Here’s the truth: Most big firms are not nimble nor flexible enough to provide that give-and-take with their teams. Larger CPA firms have long thrived on tethering talent to a desk and grinding out as many billable hours as they can.
Offer top talent what the big firms cannot: exactly what today’s worker on the career move is looking for!
Give them the Career Path They Seek
What attracts many to larger firms is the appearance of greater upward career mobility. They see rungs on the corporate ladder, and it’s clear how they can scale them.
But there is growth opportunity at small firms as well—potentially with greater upside, less resistance, and quicker time horizons.
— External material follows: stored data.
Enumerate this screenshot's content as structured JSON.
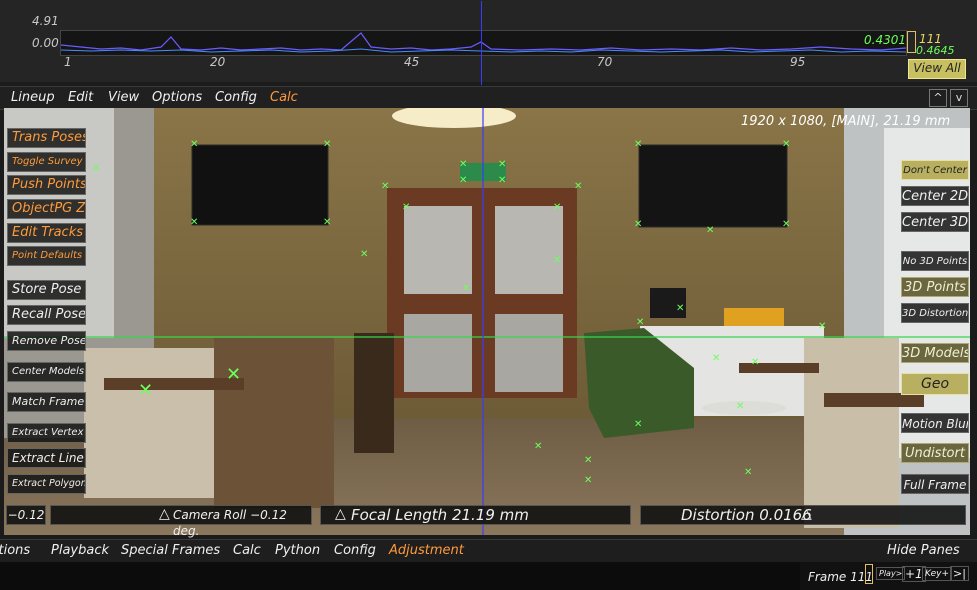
{
  "graph": {
    "y_max": "4.91",
    "y_min": "0.00",
    "x_ticks": [
      "1",
      "20",
      "45",
      "70",
      "95"
    ],
    "value_green": "0.4301",
    "value_yellow": "111",
    "value_green2": "0.4645",
    "view_all": "View All"
  },
  "menubar": {
    "items": [
      "Lineup",
      "Edit",
      "View",
      "Options",
      "Config",
      "Calc"
    ],
    "up_arrow": "^",
    "down_arrow": "v"
  },
  "viewport": {
    "resolution_label": "1920 x 1080, [MAIN], 21.19 mm",
    "exit_sign": "EXIT"
  },
  "left_panel": {
    "buttons": [
      "Trans Poses",
      "Toggle Survey",
      "Push Points",
      "ObjectPG Z",
      "Edit Tracks",
      "Point Defaults",
      "Store Pose",
      "Recall Pose",
      "Remove Pose",
      "Center Models",
      "Match Frame",
      "Extract Vertex",
      "Extract Line",
      "Extract Polygon"
    ]
  },
  "right_panel": {
    "buttons": [
      "Don't Center",
      "Center 2D",
      "Center 3D",
      "No 3D Points",
      "3D Points",
      "3D Distortion",
      "3D Models",
      "Geo",
      "Motion Blur",
      "Undistort",
      "Full Frame"
    ]
  },
  "sliders": {
    "value_box": "−0.12",
    "camera_roll": "Camera Roll −0.12 deg.",
    "focal_length": "Focal Length 21.19 mm",
    "distortion": "Distortion 0.0166"
  },
  "bottom_menu": {
    "items": [
      "Options",
      "Playback",
      "Special Frames",
      "Calc",
      "Python",
      "Config",
      "Adjustment"
    ],
    "hide_panes": "Hide Panes"
  },
  "timeline": {
    "frame_label": "Frame 111",
    "play": "Play>",
    "plus_one": "+1",
    "key_plus": "Key+",
    "end": ">|"
  },
  "colors": {
    "accent_orange": "#ff9a3c",
    "tracker_green": "#6cff5c",
    "button_yellow": "#c8c060"
  }
}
Document and demonstrate the path from associate to partner, along with your established incentives and bonus structure, and the right candidates will understand that there is just as much career growth opportunity at your smaller firm as there is at the larger firms.
And you don’t necessarily have to give up equity to do so, if revenue-sharing is incentive enough, as it is for an increasing share of employees these days.
My favorite career pathing tool is an Accountability Chart I’ve created and implemented for all levels of staff at my small organization. It clearly maps out roles, responsibilities and the benchmarks and triggers for advancing to the next level. If you’re interested in adopting and adapting the tool that I use, simply email me and I will be happy to share it with you.
The key to making this work is frequent and regular check-ins. Review progress weekly, monthly, quarterly and annually, and resist every temptation to miss these meetings on your schedule, regardless of how busy you are.
Act Like a Big Firm: Implement a Firm-Wide Operating System
Big firms are built on processes, systems, scorecards and accountability. If you start to act like a big firm today, you won’t need to grow before you start competing with the larger players—you will be mimicking their behaviors and reaping their rewards today!
I run my business on the Entrepreneurial Operating System, or EOS. It keeps our firm focused, methodical and measurable, so that we are working every day to achieve our vision and gain traction toward our goals.
Regardless of the system you choose, make sure that you as the owner are being guided by your company vision and have implemented a proven system to realize it, rather than chasing opportunities and reacting to short-term stimuli. Don’t neglect the mission at home to chase windmills abroad.
If you’re losing talent, you’re inhibiting your firm’s growth. A loss in manpower means you, the business owner, is making up the difference. As your firm grows, you will want to spend more of your time working on the business, as opposed to in the business. That starts with recruiting and retaining talent that makes your job (growing the business) easier.
Don’t look at what lies ahead as The Great Resignation; look at it as The Great Repositioning!